I am wondering how many conversations continue to be squelched and how many voices we lose because we're afraid of hearing things that might rattle the comfort of the status quo. In Arizona, many of you know, the state has banned Mexican American Studies classes--of both literature and history. There is so much fear and hatred behind this decision that it's actually difficult to wrap your mind around. I have a lot of things I'm angry about in the world of education, but studying multiple perspectives and disrupting the belief that history is a single narrative that we can weave neatly in a 300 page U.S. History textbook? That's not one of the things we should be angry about.
We should be angry about the fact that high school students, specifically students of Mexican American and African American descent are dropping out of high school at rates that should alarm even the most callous person. We should be angry that we live in a country where income disparity and class distinctions have become more and more rigid, and more and more difficult to move beyond. We should be angry about the fact that education has been co-opted by corporate drones who perpetuate the myth that thinking is actually a negative thing, and accountability (in all of its misguided forms) is the answer. And we must stop making decisions that are driven by hatred. Our responsibility to our youth has to be borne of love, of trust, and the belief that doing what's right is not always what's easy, and it doesn't always benefit someone's bottom line in the short term (read: prisons), but the dividends in the future are exponential.
And we take a day out of school to honor the memory of Martin Luther King, Jr. And I wish, very much, that we would spend the rest of our days in school with a little more focus on his memory, his ideas and ideals.
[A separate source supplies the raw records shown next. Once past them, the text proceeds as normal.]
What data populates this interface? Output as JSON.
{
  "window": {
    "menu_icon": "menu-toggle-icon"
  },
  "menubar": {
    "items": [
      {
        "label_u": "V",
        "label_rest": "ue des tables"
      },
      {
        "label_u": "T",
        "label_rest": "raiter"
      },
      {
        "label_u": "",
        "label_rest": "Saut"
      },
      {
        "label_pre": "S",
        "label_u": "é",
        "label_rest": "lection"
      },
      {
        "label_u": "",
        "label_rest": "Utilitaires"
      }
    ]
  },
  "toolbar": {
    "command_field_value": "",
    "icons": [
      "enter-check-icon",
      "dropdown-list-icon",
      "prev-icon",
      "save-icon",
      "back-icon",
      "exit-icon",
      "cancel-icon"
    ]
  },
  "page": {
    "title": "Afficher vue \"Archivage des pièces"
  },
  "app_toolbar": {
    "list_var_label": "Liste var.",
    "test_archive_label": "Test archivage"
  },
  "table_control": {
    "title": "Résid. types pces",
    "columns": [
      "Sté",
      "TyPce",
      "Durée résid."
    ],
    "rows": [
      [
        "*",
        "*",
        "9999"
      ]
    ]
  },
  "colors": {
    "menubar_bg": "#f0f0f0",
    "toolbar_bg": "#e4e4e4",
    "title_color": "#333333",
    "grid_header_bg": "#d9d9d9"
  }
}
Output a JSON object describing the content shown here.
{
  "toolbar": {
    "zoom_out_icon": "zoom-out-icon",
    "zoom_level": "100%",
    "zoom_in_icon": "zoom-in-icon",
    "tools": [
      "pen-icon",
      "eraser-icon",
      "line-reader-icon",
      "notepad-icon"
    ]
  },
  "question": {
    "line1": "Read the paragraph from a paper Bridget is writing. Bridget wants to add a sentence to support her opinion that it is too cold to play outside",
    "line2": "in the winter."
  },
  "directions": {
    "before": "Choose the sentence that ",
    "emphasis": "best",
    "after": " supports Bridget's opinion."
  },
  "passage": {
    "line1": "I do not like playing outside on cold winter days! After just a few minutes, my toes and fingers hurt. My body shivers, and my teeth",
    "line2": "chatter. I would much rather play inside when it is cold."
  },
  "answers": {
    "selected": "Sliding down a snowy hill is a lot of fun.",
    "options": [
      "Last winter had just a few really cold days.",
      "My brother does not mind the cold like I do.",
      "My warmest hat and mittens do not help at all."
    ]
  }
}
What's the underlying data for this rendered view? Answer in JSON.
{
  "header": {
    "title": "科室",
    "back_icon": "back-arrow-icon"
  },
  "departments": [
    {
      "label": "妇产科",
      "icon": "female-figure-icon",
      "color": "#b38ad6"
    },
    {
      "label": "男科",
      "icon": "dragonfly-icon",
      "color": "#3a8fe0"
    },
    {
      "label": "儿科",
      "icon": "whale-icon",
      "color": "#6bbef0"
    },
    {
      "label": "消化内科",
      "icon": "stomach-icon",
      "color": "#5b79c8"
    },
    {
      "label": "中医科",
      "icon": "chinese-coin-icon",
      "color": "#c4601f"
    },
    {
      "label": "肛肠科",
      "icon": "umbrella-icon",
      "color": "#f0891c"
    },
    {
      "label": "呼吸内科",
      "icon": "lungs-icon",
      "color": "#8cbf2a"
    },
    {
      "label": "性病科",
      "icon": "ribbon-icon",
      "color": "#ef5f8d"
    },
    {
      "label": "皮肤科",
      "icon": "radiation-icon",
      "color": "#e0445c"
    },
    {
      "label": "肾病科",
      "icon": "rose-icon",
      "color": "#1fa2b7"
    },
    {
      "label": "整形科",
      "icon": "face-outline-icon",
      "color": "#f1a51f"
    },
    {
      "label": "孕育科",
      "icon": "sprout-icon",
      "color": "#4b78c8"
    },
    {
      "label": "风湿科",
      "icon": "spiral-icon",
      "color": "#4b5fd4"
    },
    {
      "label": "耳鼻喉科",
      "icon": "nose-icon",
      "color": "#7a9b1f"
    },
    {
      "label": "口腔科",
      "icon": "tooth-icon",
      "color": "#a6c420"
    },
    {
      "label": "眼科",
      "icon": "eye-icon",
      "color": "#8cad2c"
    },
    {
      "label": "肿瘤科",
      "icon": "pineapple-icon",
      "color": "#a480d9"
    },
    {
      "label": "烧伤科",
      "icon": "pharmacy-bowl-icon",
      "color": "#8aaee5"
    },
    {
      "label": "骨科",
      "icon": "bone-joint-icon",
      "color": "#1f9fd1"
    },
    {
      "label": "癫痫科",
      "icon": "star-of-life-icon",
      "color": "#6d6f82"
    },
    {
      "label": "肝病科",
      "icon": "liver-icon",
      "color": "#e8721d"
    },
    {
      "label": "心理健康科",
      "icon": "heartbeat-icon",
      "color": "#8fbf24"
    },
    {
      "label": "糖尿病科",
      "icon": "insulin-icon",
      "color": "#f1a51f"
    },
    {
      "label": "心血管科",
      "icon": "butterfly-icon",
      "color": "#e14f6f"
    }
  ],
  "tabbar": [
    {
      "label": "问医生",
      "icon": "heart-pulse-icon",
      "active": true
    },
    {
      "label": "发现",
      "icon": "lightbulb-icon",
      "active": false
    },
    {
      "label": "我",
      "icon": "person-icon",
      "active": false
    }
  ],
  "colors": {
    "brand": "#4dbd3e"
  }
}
When did creativity, critical thought, and willingness to engage in civil discourse become scary? Ahhh... yeah, it always has been, at least to the people for whom the status quo is hugely beneficial.
I work with students every day whose families have come to the United States from places that are battle grounds, where potable water is in short supply, where caste systems and racial distinctions have left them without citizenship in any country. And I work with students who believe that America is a land of opportunity. And I want so badly for this to be true for them. I have a dream.